Baby boom placing pressure on education resources in Fingal
Celtic Tiger saw thousands buy homes in commuter belt north of Dublin city
The unprecedented population surge during the boom years created a need for more childcare places in north Co Dublin. Photograph: Getty
Nicola Lynch, a mother of three from Malahide, is very worried. Her second child, Hugo, is due to start school in September but has yet to secure a place in St Sylvester’s, the local primary. “Because of the demand . . . he doesn’t have a place,” the 37-year-old marketing executive says.
She and her husband, Paul, moved to Fingal, an administrative county since 1994, from Artane in Dublin city nine years ago when she was pregnant with her first child.
They are among thousands who moved there during the boom years. The influx of young professionals, labourers and migrant workers during the Celtic Tiger years made Fingal one of the fastest growing counties in Ireland and resulted in a sustained baby boom.
“Back in 1981 the population in Fingal was way lower; it was probably only between 30 and 40 per cent of what it is today [273,000],” says Ciarán Staunton, an administrative officer at Fingal County Council who specialises in data and demographics.
According to CSO figures, year-on-year the county returns annual birth rates of more than 20 per 1,000 head of population, the criterion for a baby boom. In this regard it surpasses every other county in the State, recording a birth rate of 20.8 per 1,000 (that’s 5,691 babies) in 2011, compared to a national average of 16.3.
As the economy began to grow in the mid-1990s, Dublin went through a period of rapid expansion, north and south of the Liffey. However, residential development in the south eventually ran up against the Wickow Mountains, rendering large-scale construction too costly.
For Fingal the turning point was “somewhere around 2000 where south Dublin stopped growing at the rate that we were growing”, Staunton says. Fingal’s rolling rural land attracted developers, who went about building on the outskirts of the larger towns: Swords, Balbriggan, and Blanchardstown.
At the moment, Staunton says, there are about 90,000 houses in the county, which experienced housing stock increments of about 9,000 between each census.
“The peripheral areas of the towns are where the children come from,” he continues. New estates, north of the city, were attractive to first-time buyers – young professionals able to afford mortgages on outlying properties from which they would commute into the city. “When you have youngish people coming in high numbers and they have their own house, the children follow.”
Louise Curran (36), originally from Castleknock but now living in Malahide, is dropping her children off at her local creche. She has three boys, the oldest of whom is five, the youngest one and a half. She used to sell cars before taking maternity leave on the arrival of her first baby. “By the time I went back there was just no point, the business was so bad,” she says.
So she decided to stay at home while her husband, a financial trader, commutes to Ballsbridge. She says these days professional women tend to wait longer before starting a family, so it’s more common now for mothers to have two or three children over a short period of time. “Most of my friends now have a minimum of three kids,” she says. “We’re older having them, so we tend to have them closer together.”
The unprecedented population surge created the need for more childcare places. Deirdre Kelly, managing director of Links creche and Montessori, opened her first childcare centre in 2004 in Portmarnock, when there was a dearth of purpose-built facilities.
“A lot of them were just house creches and things,” she recalls, arguing that purpose-built facilities, where toddlers participate in classroom-like educational games and activities, prepare children much better for school.
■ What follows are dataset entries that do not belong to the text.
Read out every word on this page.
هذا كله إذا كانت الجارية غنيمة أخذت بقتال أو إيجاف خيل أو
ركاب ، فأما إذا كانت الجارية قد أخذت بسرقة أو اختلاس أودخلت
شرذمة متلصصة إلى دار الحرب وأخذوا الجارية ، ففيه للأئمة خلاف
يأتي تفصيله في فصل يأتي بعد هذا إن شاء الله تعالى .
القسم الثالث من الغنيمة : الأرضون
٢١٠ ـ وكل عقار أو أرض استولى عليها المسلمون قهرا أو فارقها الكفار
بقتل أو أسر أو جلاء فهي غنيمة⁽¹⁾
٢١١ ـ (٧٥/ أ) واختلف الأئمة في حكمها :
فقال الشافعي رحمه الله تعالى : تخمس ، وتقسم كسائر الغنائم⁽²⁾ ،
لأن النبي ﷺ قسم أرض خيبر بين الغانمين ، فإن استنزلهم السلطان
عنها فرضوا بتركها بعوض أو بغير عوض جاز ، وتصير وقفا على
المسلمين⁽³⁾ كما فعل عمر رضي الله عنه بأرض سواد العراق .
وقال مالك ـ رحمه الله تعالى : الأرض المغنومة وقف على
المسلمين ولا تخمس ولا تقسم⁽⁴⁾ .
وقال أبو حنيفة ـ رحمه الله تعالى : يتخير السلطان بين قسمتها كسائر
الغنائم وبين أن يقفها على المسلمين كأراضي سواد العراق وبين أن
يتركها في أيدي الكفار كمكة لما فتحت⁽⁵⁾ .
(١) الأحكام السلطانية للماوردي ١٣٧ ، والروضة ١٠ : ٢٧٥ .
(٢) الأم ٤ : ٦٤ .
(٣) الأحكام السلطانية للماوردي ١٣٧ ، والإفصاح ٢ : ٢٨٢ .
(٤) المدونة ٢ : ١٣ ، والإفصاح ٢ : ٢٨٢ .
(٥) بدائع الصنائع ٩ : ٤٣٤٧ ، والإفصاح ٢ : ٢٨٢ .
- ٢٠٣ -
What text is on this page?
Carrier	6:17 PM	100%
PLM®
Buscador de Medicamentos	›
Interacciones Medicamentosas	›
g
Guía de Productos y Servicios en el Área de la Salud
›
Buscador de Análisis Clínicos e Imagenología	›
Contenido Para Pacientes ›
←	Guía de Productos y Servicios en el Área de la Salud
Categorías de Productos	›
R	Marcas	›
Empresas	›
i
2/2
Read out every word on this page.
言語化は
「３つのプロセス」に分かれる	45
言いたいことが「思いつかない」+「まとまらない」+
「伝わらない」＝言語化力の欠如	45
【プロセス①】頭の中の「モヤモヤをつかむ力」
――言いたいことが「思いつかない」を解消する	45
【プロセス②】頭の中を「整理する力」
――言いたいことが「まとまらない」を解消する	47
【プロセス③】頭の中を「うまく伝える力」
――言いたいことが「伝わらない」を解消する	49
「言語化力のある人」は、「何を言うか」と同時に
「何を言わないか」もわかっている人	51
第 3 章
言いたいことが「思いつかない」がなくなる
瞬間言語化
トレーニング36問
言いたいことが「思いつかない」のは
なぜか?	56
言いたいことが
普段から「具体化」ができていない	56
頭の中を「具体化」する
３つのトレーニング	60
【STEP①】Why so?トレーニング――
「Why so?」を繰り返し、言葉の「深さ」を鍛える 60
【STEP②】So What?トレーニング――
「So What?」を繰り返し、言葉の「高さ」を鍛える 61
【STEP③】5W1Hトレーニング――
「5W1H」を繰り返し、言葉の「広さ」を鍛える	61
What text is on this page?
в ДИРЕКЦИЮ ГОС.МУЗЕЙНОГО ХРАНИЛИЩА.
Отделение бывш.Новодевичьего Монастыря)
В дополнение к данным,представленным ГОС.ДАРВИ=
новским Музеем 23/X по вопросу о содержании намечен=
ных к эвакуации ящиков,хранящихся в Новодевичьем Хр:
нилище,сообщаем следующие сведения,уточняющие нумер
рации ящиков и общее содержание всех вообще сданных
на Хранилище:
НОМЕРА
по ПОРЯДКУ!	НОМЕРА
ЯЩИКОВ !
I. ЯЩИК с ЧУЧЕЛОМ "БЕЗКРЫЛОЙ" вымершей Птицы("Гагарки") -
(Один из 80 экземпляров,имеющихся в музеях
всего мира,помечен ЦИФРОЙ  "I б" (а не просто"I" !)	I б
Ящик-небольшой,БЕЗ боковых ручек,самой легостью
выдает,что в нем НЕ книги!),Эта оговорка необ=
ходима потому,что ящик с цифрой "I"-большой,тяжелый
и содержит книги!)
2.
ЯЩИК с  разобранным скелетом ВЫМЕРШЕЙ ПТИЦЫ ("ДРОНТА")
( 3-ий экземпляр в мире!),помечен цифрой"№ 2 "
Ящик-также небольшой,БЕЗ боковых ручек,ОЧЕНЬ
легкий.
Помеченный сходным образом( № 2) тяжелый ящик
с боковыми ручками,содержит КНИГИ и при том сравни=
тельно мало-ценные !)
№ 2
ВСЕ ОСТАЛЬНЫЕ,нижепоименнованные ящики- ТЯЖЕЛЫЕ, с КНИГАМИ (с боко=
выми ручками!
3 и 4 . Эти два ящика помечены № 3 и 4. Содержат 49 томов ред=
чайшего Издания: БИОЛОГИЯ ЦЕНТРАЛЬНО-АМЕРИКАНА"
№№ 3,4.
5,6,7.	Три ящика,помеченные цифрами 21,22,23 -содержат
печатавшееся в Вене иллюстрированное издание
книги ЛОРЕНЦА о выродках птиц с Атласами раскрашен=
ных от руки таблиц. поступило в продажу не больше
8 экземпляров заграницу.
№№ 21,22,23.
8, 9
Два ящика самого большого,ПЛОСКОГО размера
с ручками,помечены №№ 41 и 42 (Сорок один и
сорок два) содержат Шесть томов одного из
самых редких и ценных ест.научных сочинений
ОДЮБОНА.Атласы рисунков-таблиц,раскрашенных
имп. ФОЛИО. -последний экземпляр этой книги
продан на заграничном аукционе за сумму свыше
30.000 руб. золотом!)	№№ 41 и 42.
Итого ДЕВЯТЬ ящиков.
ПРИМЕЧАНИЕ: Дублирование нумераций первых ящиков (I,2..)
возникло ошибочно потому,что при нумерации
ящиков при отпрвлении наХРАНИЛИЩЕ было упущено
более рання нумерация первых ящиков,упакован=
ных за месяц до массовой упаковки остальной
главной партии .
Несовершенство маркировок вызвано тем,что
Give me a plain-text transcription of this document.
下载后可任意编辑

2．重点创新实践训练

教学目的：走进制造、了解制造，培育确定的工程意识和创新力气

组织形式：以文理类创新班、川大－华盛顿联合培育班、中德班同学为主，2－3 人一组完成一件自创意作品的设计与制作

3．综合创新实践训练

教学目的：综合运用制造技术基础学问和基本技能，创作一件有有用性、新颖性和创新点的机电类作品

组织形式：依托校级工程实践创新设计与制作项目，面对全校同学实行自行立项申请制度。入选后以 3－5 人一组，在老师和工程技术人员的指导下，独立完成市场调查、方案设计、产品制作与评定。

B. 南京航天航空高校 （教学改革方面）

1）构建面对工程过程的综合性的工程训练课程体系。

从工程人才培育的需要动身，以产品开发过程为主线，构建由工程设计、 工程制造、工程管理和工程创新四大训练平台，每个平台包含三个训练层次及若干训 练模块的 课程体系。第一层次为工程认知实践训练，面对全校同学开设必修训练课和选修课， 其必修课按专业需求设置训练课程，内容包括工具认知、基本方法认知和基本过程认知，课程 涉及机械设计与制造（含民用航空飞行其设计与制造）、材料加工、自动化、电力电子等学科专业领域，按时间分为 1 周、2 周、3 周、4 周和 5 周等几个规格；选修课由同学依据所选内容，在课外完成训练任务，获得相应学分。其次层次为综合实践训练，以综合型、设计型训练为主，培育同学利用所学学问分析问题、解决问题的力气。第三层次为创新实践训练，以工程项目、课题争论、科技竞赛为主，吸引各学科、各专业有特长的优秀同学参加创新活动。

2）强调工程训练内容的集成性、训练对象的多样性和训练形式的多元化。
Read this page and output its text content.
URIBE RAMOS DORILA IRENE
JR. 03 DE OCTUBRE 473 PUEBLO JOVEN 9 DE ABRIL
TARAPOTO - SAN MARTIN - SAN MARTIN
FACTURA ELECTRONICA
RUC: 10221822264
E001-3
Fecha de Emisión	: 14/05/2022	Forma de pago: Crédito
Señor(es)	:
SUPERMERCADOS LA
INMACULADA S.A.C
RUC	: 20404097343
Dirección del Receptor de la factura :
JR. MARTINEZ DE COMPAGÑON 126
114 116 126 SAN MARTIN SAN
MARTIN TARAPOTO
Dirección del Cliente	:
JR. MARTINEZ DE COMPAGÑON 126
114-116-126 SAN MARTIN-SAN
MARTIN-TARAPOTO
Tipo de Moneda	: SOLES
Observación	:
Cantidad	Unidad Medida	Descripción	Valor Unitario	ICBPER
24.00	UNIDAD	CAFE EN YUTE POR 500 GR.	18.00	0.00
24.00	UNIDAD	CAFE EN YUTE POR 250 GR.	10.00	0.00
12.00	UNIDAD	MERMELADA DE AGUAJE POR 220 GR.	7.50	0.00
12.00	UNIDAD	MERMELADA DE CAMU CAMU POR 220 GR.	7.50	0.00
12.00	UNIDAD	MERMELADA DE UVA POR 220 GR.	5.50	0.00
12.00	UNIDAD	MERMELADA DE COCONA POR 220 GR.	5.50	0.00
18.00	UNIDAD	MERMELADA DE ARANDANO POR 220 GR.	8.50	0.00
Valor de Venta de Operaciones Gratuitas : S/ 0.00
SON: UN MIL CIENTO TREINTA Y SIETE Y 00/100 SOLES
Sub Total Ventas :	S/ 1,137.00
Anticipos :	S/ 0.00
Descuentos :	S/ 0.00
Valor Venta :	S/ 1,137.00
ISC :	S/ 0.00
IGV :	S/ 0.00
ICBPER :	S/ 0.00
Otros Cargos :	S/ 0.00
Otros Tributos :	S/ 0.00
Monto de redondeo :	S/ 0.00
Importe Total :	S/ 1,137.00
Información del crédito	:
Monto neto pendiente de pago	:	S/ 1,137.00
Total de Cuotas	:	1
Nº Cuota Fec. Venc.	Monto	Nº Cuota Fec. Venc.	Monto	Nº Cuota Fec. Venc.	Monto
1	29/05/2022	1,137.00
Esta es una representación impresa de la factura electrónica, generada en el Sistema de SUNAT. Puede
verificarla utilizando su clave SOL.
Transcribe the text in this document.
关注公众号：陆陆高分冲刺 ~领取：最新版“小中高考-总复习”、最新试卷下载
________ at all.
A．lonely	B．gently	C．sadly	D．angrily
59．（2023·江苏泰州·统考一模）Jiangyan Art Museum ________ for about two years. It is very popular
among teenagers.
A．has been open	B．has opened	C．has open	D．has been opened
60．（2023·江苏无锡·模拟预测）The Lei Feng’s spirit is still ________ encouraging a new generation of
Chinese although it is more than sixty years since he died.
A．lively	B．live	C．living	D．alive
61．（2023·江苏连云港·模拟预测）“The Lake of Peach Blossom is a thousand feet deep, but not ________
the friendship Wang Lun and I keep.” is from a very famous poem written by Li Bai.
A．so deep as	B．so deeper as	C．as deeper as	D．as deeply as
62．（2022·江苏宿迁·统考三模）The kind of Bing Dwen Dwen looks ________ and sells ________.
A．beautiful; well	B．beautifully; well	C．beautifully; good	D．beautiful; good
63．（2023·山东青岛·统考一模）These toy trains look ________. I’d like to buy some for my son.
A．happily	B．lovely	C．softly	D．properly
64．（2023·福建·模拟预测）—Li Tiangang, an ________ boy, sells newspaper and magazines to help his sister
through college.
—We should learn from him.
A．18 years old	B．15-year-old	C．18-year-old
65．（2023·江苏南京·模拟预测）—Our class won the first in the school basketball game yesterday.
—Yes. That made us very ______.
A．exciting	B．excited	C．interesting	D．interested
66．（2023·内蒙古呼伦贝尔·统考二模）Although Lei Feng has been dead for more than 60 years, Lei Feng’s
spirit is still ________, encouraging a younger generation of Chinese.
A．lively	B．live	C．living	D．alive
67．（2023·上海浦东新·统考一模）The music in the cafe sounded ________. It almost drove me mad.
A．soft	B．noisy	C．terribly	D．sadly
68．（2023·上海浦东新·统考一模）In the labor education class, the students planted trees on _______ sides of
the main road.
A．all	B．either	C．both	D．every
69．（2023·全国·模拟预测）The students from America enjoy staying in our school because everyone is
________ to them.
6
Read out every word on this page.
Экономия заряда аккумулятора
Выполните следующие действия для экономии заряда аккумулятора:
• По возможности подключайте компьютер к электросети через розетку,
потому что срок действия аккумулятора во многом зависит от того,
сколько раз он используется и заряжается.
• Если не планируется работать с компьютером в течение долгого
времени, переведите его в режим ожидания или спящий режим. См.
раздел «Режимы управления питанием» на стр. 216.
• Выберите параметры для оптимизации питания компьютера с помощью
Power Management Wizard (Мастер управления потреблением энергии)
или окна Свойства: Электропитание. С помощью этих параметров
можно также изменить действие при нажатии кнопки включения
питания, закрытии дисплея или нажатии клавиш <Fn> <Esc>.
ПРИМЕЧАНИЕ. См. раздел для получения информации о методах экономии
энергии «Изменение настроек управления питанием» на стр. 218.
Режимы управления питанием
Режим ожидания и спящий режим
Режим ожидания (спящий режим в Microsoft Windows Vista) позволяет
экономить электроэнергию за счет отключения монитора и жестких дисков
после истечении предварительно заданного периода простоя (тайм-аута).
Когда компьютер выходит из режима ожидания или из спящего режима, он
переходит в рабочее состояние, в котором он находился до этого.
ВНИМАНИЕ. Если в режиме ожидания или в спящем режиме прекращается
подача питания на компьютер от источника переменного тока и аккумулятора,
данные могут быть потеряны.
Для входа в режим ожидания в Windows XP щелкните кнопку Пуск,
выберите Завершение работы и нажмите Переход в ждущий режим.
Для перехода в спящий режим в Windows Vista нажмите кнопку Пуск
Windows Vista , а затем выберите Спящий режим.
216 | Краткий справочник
Business has been brisk since she and her husband set up the company nine years ago. They’ve opened 10 creches and aim to hit 15 in the near future.
Schools in Fingal have also had to catch up. While the council has attempted to keep pace, working with the Department of Education to expand and open new schools, certain areas still feel the strain. Blanchardstown has struggled to meet demand. So too has Balbriggan, where parents complain of a lack of places.
Down the road, in Skerries, the Educate Together primary school is about to undergo a significant expansion. “It opened in 2008 with 34 pupils,” says principal Tomás Hickey. “Now we’re in the fifth year this year, and enrolment is at 206. Next year it will be up around 250, so the overall capacity of the school in the longer term will be for about 440 pupils.”
He says the bulk of enrolment comes from new residents, which reflects an issue symptomatic of the Fingal population increase: the growing gap between established residents and the newcomers.
“It’s known,” admits Staunton, who says membership of town committee groups and other organisations is often drawn exclusively from one group or the other. “From a local government point of view we’re not sure how we’re meant to shape or control that.”
Time will tell how both groups will integrate. But with time new concerns will also arise. “The fact is, having a large number of people in a particular age cohort means that they are a challenge all the time that they live because there’s so many of them at that one age,” Staunton says. “In 19 years’ time, in the census in 2031, the elderly population is going to treble in size, so we have to now take our focus off the Department of Education and start looking at the HSE.”
For the Fingal baby boomers though, that’s a long way down the line. The most recent CSO quarterly vital statistics, published last month, show the county still commands the highest birth rates in the country. And as for Nicola Lynch, she’ll be happy if Hugo has a place in school come September.